Balarama Holness dénonce le manque d’espaces verts et de centres sportifs dans des quartiers comme Saint-Michel, Rivière-des-Prairies ou Saint-Léonard. Il insiste sur l’importance de l’aménagement du territoire pour mieux intégrer les nouveaux arrivants. Il plaide pour une meilleure représentativité des minorités dans la culture québécoise.

Tout cela est sensé.

Ce qui l’est beaucoup moins, c’est ce fameux référendum qu’évoque M. Holness sur le statut bilingue de Montréal – une proposition sortie de nulle part.

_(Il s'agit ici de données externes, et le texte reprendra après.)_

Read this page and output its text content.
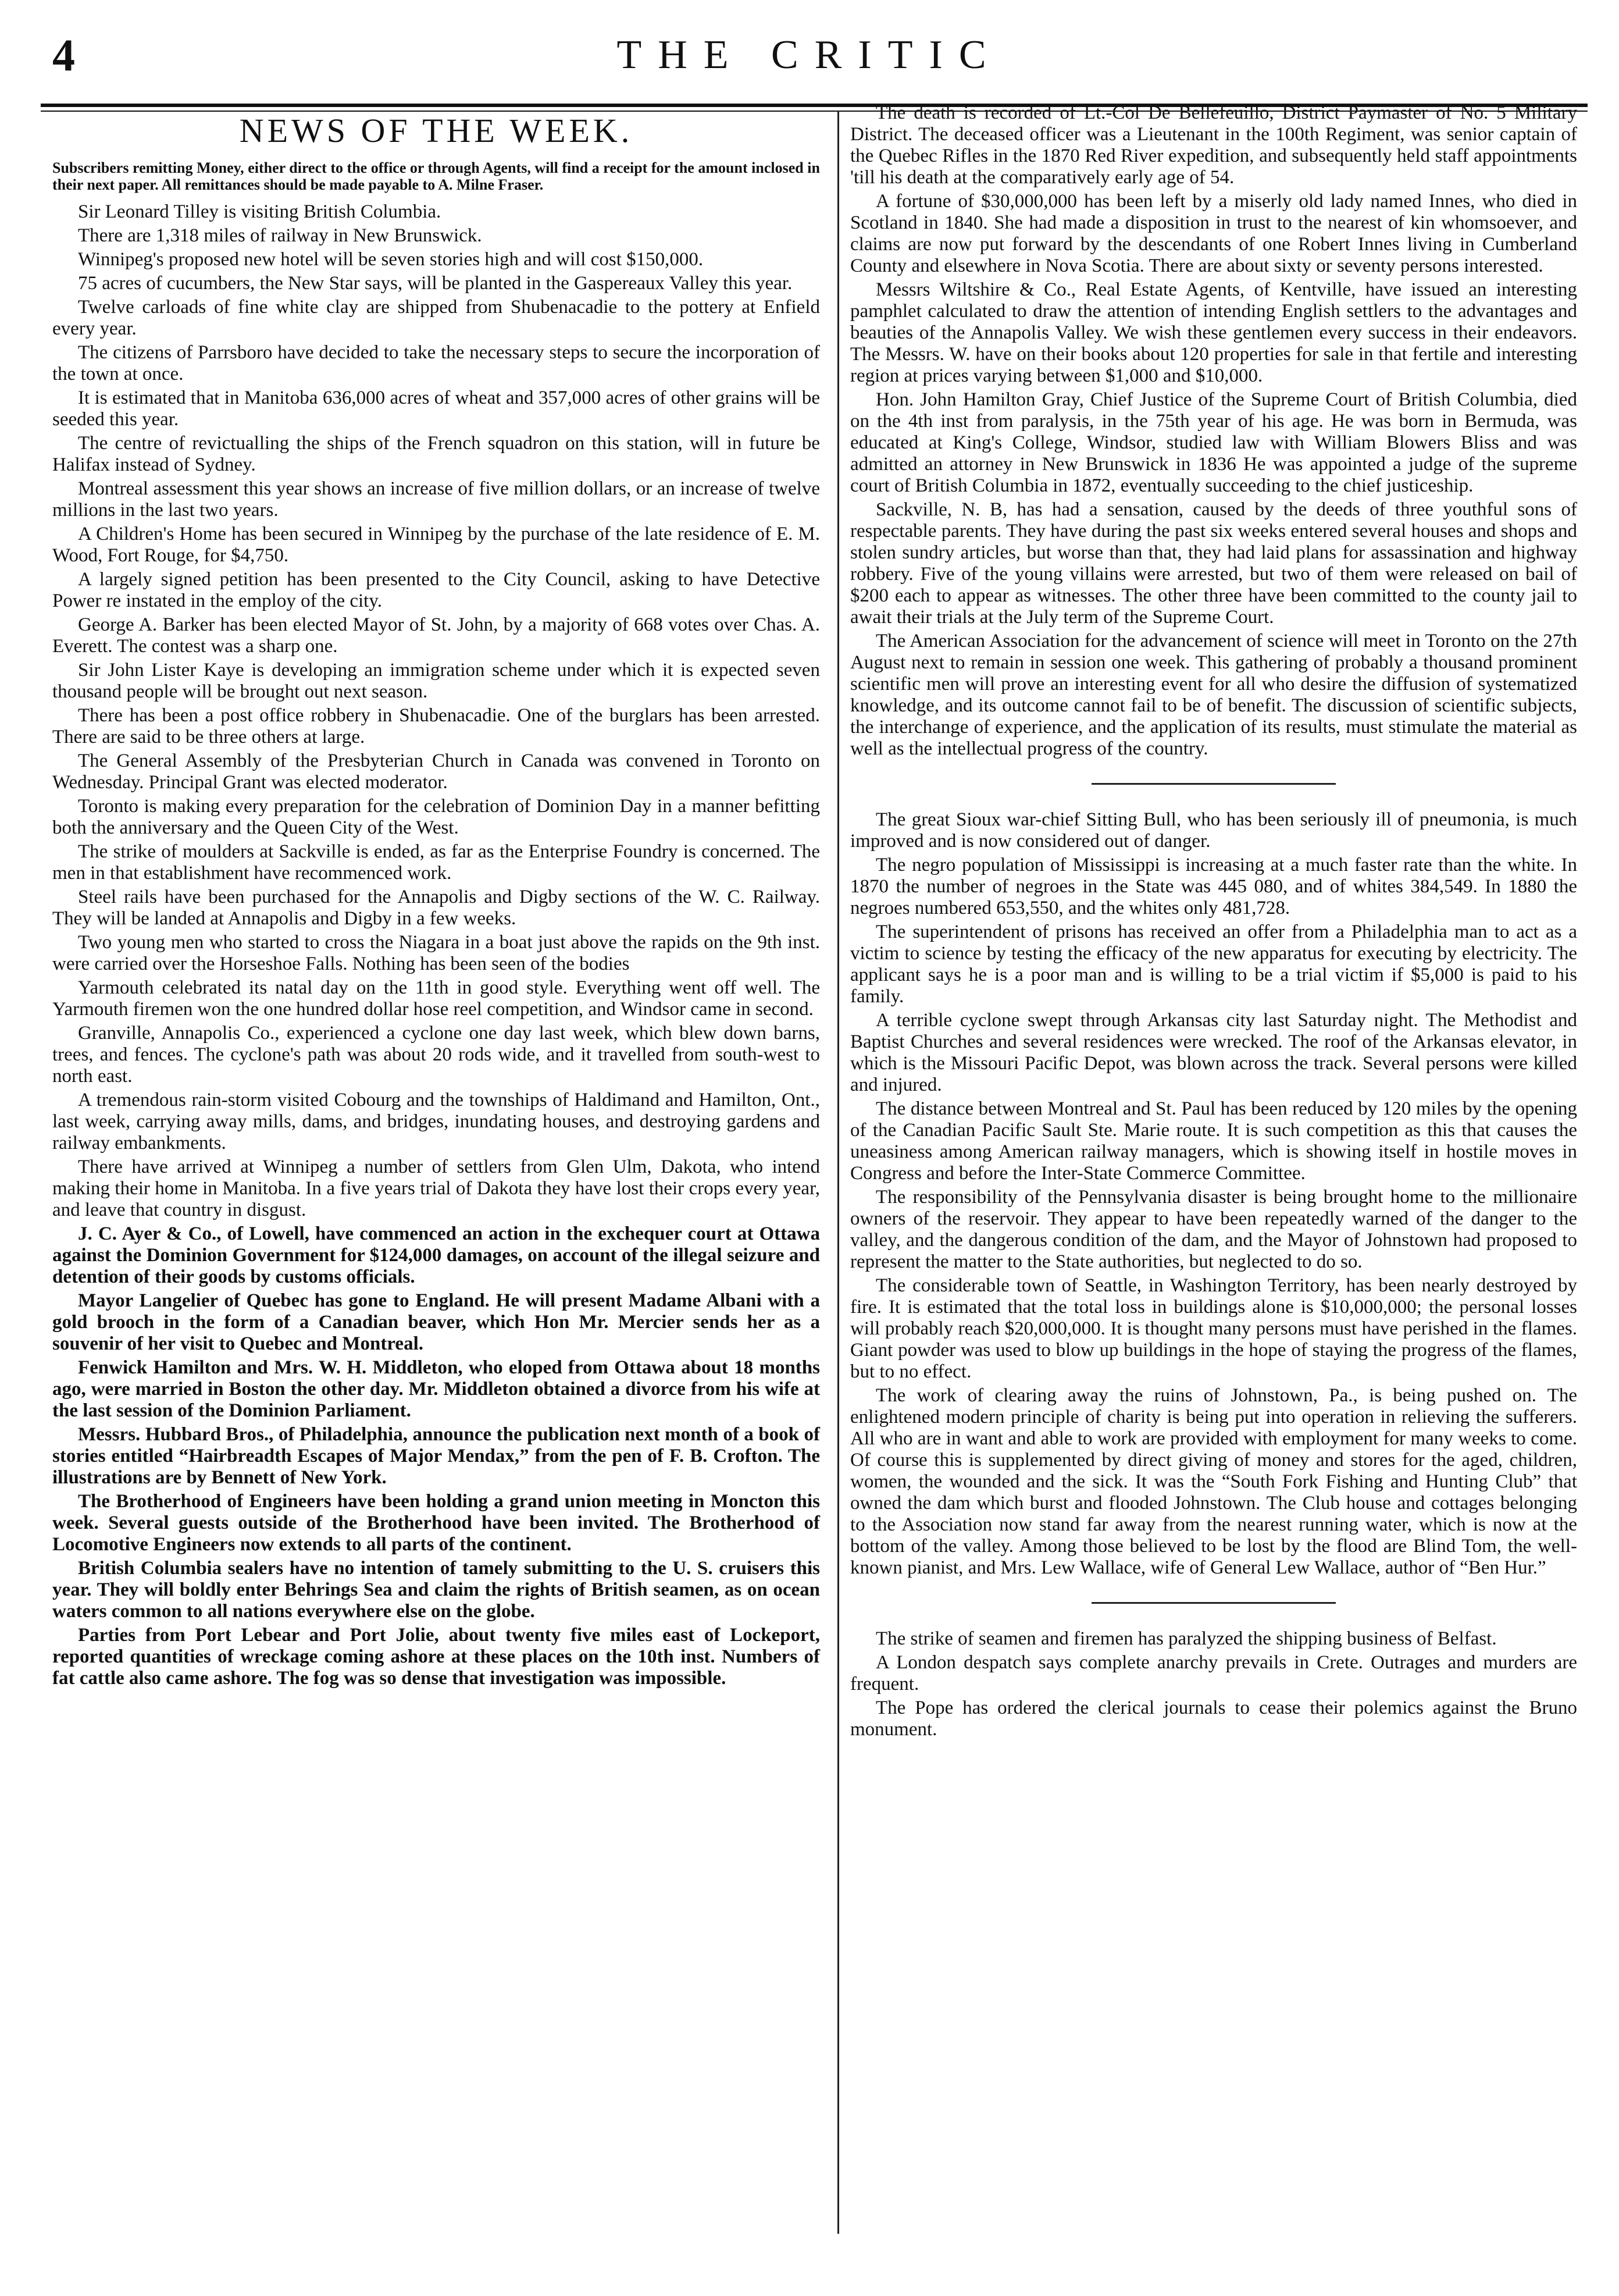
4	THE CRITIC
NEWS OF THE WEEK.
Subscribers remitting Money, either direct to the office or through Agents, will find a receipt for the amount inclosed in their next paper. All remittances should be made payable to A. Milne Fraser.

Sir Leonard Tilley is visiting British Columbia.

There are 1,318 miles of railway in New Brunswick.

Winnipeg's proposed new hotel will be seven stories high and will cost $150,000.

75 acres of cucumbers, the New Star says, will be planted in the Gaspereaux Valley this year.

Twelve carloads of fine white clay are shipped from Shubenacadie to the pottery at Enfield every year.

The citizens of Parrsboro have decided to take the necessary steps to secure the incorporation of the town at once.

It is estimated that in Manitoba 636,000 acres of wheat and 357,000 acres of other grains will be seeded this year.

The centre of revictualling the ships of the French squadron on this station, will in future be Halifax instead of Sydney.

Montreal assessment this year shows an increase of five million dollars, or an increase of twelve millions in the last two years.

A Children's Home has been secured in Winnipeg by the purchase of the late residence of E. M. Wood, Fort Rouge, for $4,750.

A largely signed petition has been presented to the City Council, asking to have Detective Power re instated in the employ of the city.

George A. Barker has been elected Mayor of St. John, by a majority of 668 votes over Chas. A. Everett. The contest was a sharp one.

Sir John Lister Kaye is developing an immigration scheme under which it is expected seven thousand people will be brought out next season.

There has been a post office robbery in Shubenacadie. One of the burglars has been arrested. There are said to be three others at large.

The General Assembly of the Presbyterian Church in Canada was convened in Toronto on Wednesday. Principal Grant was elected moderator.

Toronto is making every preparation for the celebration of Dominion Day in a manner befitting both the anniversary and the Queen City of the West.

The strike of moulders at Sackville is ended, as far as the Enterprise Foundry is concerned. The men in that establishment have recommenced work.

Steel rails have been purchased for the Annapolis and Digby sections of the W. C. Railway. They will be landed at Annapolis and Digby in a few weeks.

Two young men who started to cross the Niagara in a boat just above the rapids on the 9th inst. were carried over the Horseshoe Falls. Nothing has been seen of the bodies

Yarmouth celebrated its natal day on the 11th in good style. Everything went off well. The Yarmouth firemen won the one hundred dollar hose reel competition, and Windsor came in second.

Granville, Annapolis Co., experienced a cyclone one day last week, which blew down barns, trees, and fences. The cyclone's path was about 20 rods wide, and it travelled from south-west to north east.

A tremendous rain-storm visited Cobourg and the townships of Haldimand and Hamilton, Ont., last week, carrying away mills, dams, and bridges, inundating houses, and destroying gardens and railway embankments.

There have arrived at Winnipeg a number of settlers from Glen Ulm, Dakota, who intend making their home in Manitoba. In a five years trial of Dakota they have lost their crops every year, and leave that country in disgust.

J. C. Ayer & Co., of Lowell, have commenced an action in the exchequer court at Ottawa against the Dominion Government for $124,000 damages, on account of the illegal seizure and detention of their goods by customs officials.

Mayor Langelier of Quebec has gone to England. He will present Madame Albani with a gold brooch in the form of a Canadian beaver, which Hon Mr. Mercier sends her as a souvenir of her visit to Quebec and Montreal.

Fenwick Hamilton and Mrs. W. H. Middleton, who eloped from Ottawa about 18 months ago, were married in Boston the other day. Mr. Middleton obtained a divorce from his wife at the last session of the Dominion Parliament.

Messrs. Hubbard Bros., of Philadelphia, announce the publication next month of a book of stories entitled “Hairbreadth Escapes of Major Mendax,” from the pen of F. B. Crofton. The illustrations are by Bennett of New York.

The Brotherhood of Engineers have been holding a grand union meeting in Moncton this week. Several guests outside of the Brotherhood have been invited. The Brotherhood of Locomotive Engineers now extends to all parts of the continent.

British Columbia sealers have no intention of tamely submitting to the U. S. cruisers this year. They will boldly enter Behrings Sea and claim the rights of British seamen, as on ocean waters common to all nations everywhere else on the globe.

Parties from Port Lebear and Port Jolie, about twenty five miles east of Lockeport, reported quantities of wreckage coming ashore at these places on the 10th inst. Numbers of fat cattle also came ashore. The fog was so dense that investigation was impossible.

The death is recorded of Lt.-Col De Bellefeuillo, District Paymaster of No. 5 Military District. The deceased officer was a Lieutenant in the 100th Regiment, was senior captain of the Quebec Rifles in the 1870 Red River expedition, and subsequently held staff appointments 'till his death at the comparatively early age of 54.

A fortune of $30,000,000 has been left by a miserly old lady named Innes, who died in Scotland in 1840. She had made a disposition in trust to the nearest of kin whomsoever, and claims are now put forward by the descendants of one Robert Innes living in Cumberland County and elsewhere in Nova Scotia. There are about sixty or seventy persons interested.

Messrs Wiltshire & Co., Real Estate Agents, of Kentville, have issued an interesting pamphlet calculated to draw the attention of intending English settlers to the advantages and beauties of the Annapolis Valley. We wish these gentlemen every success in their endeavors. The Messrs. W. have on their books about 120 properties for sale in that fertile and interesting region at prices varying between $1,000 and $10,000.

Hon. John Hamilton Gray, Chief Justice of the Supreme Court of British Columbia, died on the 4th inst from paralysis, in the 75th year of his age. He was born in Bermuda, was educated at King's College, Windsor, studied law with William Blowers Bliss and was admitted an attorney in New Brunswick in 1836 He was appointed a judge of the supreme court of British Columbia in 1872, eventually succeeding to the chief justiceship.

Sackville, N. B, has had a sensation, caused by the deeds of three youthful sons of respectable parents. They have during the past six weeks entered several houses and shops and stolen sundry articles, but worse than that, they had laid plans for assassination and highway robbery. Five of the young villains were arrested, but two of them were released on bail of $200 each to appear as witnesses. The other three have been committed to the county jail to await their trials at the July term of the Supreme Court.

The American Association for the advancement of science will meet in Toronto on the 27th August next to remain in session one week. This gathering of probably a thousand prominent scientific men will prove an interesting event for all who desire the diffusion of systematized knowledge, and its outcome cannot fail to be of benefit. The discussion of scientific subjects, the interchange of experience, and the application of its results, must stimulate the material as well as the intellectual progress of the country.

The great Sioux war-chief Sitting Bull, who has been seriously ill of pneumonia, is much improved and is now considered out of danger.

The negro population of Mississippi is increasing at a much faster rate than the white. In 1870 the number of negroes in the State was 445 080, and of whites 384,549. In 1880 the negroes numbered 653,550, and the whites only 481,728.

The superintendent of prisons has received an offer from a Philadelphia man to act as a victim to science by testing the efficacy of the new apparatus for executing by electricity. The applicant says he is a poor man and is willing to be a trial victim if $5,000 is paid to his family.

A terrible cyclone swept through Arkansas city last Saturday night. The Methodist and Baptist Churches and several residences were wrecked. The roof of the Arkansas elevator, in which is the Missouri Pacific Depot, was blown across the track. Several persons were killed and injured.

The distance between Montreal and St. Paul has been reduced by 120 miles by the opening of the Canadian Pacific Sault Ste. Marie route. It is such competition as this that causes the uneasiness among American railway managers, which is showing itself in hostile moves in Congress and before the Inter-State Commerce Committee.

The responsibility of the Pennsylvania disaster is being brought home to the millionaire owners of the reservoir. They appear to have been repeatedly warned of the danger to the valley, and the dangerous condition of the dam, and the Mayor of Johnstown had proposed to represent the matter to the State authorities, but neglected to do so.

The considerable town of Seattle, in Washington Territory, has been nearly destroyed by fire. It is estimated that the total loss in buildings alone is $10,000,000; the personal losses will probably reach $20,000,000. It is thought many persons must have perished in the flames. Giant powder was used to blow up buildings in the hope of staying the progress of the flames, but to no effect.

The work of clearing away the ruins of Johnstown, Pa., is being pushed on. The enlightened modern principle of charity is being put into operation in relieving the sufferers. All who are in want and able to work are provided with employment for many weeks to come. Of course this is supplemented by direct giving of money and stores for the aged, children, women, the wounded and the sick. It was the “South Fork Fishing and Hunting Club” that owned the dam which burst and flooded Johnstown. The Club house and cottages belonging to the Association now stand far away from the nearest running water, which is now at the bottom of the valley. Among those believed to be lost by the flood are Blind Tom, the well-known pianist, and Mrs. Lew Wallace, wife of General Lew Wallace, author of “Ben Hur.”

The strike of seamen and firemen has paralyzed the shipping business of Belfast.

A London despatch says complete anarchy prevails in Crete. Outrages and murders are frequent.

The Pope has ordered the clerical journals to cease their polemics against the Bruno monument.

Le candidat à la mairie admet lui-même qu’il ne s’agit pas d’une revendication des communautés anglophones et allophones, mais plutôt d’une réaction personnelle au projet de loi 96 sur le renforcement de la loi 101 du gouvernement Legault.

Certains éléments de ce projet de loi ont certes été mal reçus par une partie des anglophones de Montréal. Mais Balarama Holness ne semble pas réaliser qu’il veut jouer au pompier avec un lance-flammes.

Au moment où les gouvernements provincial et fédéral ont fait de la protection du français une priorité, on imagine le mélodrame et les déchirements qu’entraînerait la tenue d’un référendum sur la langue dans la plus grande ville du Québec.

La position de M. Holness est d’autant plus incompréhensible qu’il affirme que la langue française doit rester « supérieure » et qu’il n’est pas question « d’égalité » avec l’anglais. Que signifie alors ce bilinguisme, et pourquoi faire de la métropole une « cité-État » complètement en porte-à-faux avec le reste du Québec ?

Il faut saluer l’engagement de ceux qui se lancent en politique. C’est d’autant plus vrai dans le cas de Balarama Holness, qui a essuyé d’odieuses menaces de mort pendant cette campagne. Mais malheureusement, force est de constater que son message divise. La preuve est qu’il est incapable d’unifier ses propres troupes après la fusion ratée avec le parti de Marc-Antoine Desjardins.

Montréal cherche toujours sa troisième voie.